Vaccini Covid. Confcooperative Sanità si candida per supportare la campagna: “Mettiamo a disposizione 400mila operatori”

Vaccini Covid. Confcooperative Sanità si candida per supportare la campagna: “Mettiamo a disposizione 400mila operatori”

Vaccini Covid. Confcooperative Sanità si candida per supportare la campagna: “Mettiamo a disposizione 400mila operatori”
Ma ad oggi il cinvolgimento delle Cooperative avviene, secondo il presidente Milanese, “a macchia d’olio, come storicamente nella storia italiana, e quindi senza una visione di sistema e così le singole ASL stipulano accordi per incrementare le vaccinazioni sui territori”

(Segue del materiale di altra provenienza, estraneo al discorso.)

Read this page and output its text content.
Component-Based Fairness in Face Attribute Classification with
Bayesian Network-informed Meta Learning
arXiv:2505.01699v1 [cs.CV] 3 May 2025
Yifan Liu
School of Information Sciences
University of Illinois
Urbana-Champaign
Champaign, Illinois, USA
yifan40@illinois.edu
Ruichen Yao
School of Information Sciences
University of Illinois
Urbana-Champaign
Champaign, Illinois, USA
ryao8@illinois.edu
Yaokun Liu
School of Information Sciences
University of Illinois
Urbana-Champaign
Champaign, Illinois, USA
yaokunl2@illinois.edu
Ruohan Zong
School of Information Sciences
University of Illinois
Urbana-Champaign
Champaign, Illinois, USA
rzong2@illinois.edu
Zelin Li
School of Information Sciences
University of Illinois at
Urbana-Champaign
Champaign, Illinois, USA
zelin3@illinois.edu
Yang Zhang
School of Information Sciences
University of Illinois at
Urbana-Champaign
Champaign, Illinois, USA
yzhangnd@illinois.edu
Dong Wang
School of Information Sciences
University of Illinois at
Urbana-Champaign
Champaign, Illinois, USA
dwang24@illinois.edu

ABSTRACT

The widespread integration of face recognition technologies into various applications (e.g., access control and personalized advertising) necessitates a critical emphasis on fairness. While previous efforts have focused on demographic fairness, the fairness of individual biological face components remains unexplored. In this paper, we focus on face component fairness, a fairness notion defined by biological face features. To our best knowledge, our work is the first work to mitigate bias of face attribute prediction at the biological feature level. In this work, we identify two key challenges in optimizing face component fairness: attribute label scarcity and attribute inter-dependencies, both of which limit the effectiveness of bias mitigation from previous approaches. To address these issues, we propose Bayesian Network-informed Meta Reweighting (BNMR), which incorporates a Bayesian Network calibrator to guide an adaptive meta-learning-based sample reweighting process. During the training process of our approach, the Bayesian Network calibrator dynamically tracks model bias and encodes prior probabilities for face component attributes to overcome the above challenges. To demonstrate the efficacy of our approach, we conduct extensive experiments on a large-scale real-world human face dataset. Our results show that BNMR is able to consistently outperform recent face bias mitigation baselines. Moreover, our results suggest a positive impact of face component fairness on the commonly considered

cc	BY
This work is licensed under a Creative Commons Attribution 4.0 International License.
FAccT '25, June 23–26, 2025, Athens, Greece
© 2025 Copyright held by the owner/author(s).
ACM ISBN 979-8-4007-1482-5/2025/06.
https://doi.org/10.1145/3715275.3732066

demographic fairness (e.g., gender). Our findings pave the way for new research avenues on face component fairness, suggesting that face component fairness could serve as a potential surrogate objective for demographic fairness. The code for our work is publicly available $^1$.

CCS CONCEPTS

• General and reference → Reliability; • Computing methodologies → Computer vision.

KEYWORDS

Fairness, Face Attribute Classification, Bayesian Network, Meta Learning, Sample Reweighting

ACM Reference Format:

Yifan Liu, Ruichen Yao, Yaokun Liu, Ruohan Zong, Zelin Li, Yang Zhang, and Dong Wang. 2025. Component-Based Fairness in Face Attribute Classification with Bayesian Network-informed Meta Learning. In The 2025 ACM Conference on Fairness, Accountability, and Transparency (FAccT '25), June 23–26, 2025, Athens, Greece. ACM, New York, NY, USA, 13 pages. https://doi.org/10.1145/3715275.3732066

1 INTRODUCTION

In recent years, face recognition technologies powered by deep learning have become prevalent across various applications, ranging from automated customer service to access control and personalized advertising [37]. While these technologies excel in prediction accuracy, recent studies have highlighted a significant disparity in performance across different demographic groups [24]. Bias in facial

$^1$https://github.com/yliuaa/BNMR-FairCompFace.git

“C’è un potenziale esercito a disposizione del Servizio sanitario pubblico ed è quello della cooperazione sociosanitaria: oltre 400mila operatori, tra cui infermieri e OSS, – spiega Giuseppe Maria Milanese, infettivologo, Presidente Confcooperative Sanità – che potrebbero rappresentare un fattivo corpo intermedio tra i medici di medicina generale, formalmente già coinvolti nella campagna vaccinale, e i 60milioni di cittadini”.
 
“Eppure oltre non rendere da subito praticabile questa grande compagine sussidiaria – aggiunge Milanese – si insiste anche in una gestione superficiale quando le cooperative vengono coinvolte”.
 
“Il dibattito che affiora tra le colonne della cronaca – prosegue – restituisce un quadro parziale della mancanza di chiarezza su tale questione: eppure già sufficientemente sconfortante. I dati rilevati dalle Aziende Sanitarie del Paese sono, se possibile, ben più preoccupanti. A macchia d’olio, come storicamente nella storia italiana, e quindi senza una visione di sistema, le singole ASL stipulano accordi per incrementare le vaccinazioni sui territori”.
 
“Potremmo affermare praticamente senza timore di essere smentiti – sottolinea il Presidente della cooperative sanitarie -, che ad ognuna di queste attività corrispondono un diverso protocollo d’intesa, diverse tariffe (anche molto dissimili tra loro), diverse modalità”.
 
“Un affresco che – osserva l'associazione – più che rappresentare un nuovo e più fluido ingranaggio, diventa un nuovo inceppo. La casistica è disparata, qualche esempio a campione può servire per coglierne la surrealtà: nel frusinate alle cooperative è richiesto il solo apporto infermieristico mentre nella ASL Roma/1 vengono richiesti medico e infermiere insieme, e per le due prestazioni sono previsti rimborsi radicalmente differenti, nel primo caso stabilendo una tariffa maggiore che nel secondo”.
 
“La soluzione è, ancora una volta, nella regia unica – comclude Milanese – che si faccia carico di un’analisi verosimile dei costi e dei benefici e si assuma la responsabilità di stabilire regole chiare ed univoche, valide dalle Alpi alle Piramidi. L’alternativa, già dietro l’angolo, è il caos: anzi, un caos che, in un frangente già tanto drammatico, ricadrebbe sulle spalle di cittadini vulnerabili e certamente incolpevoli”.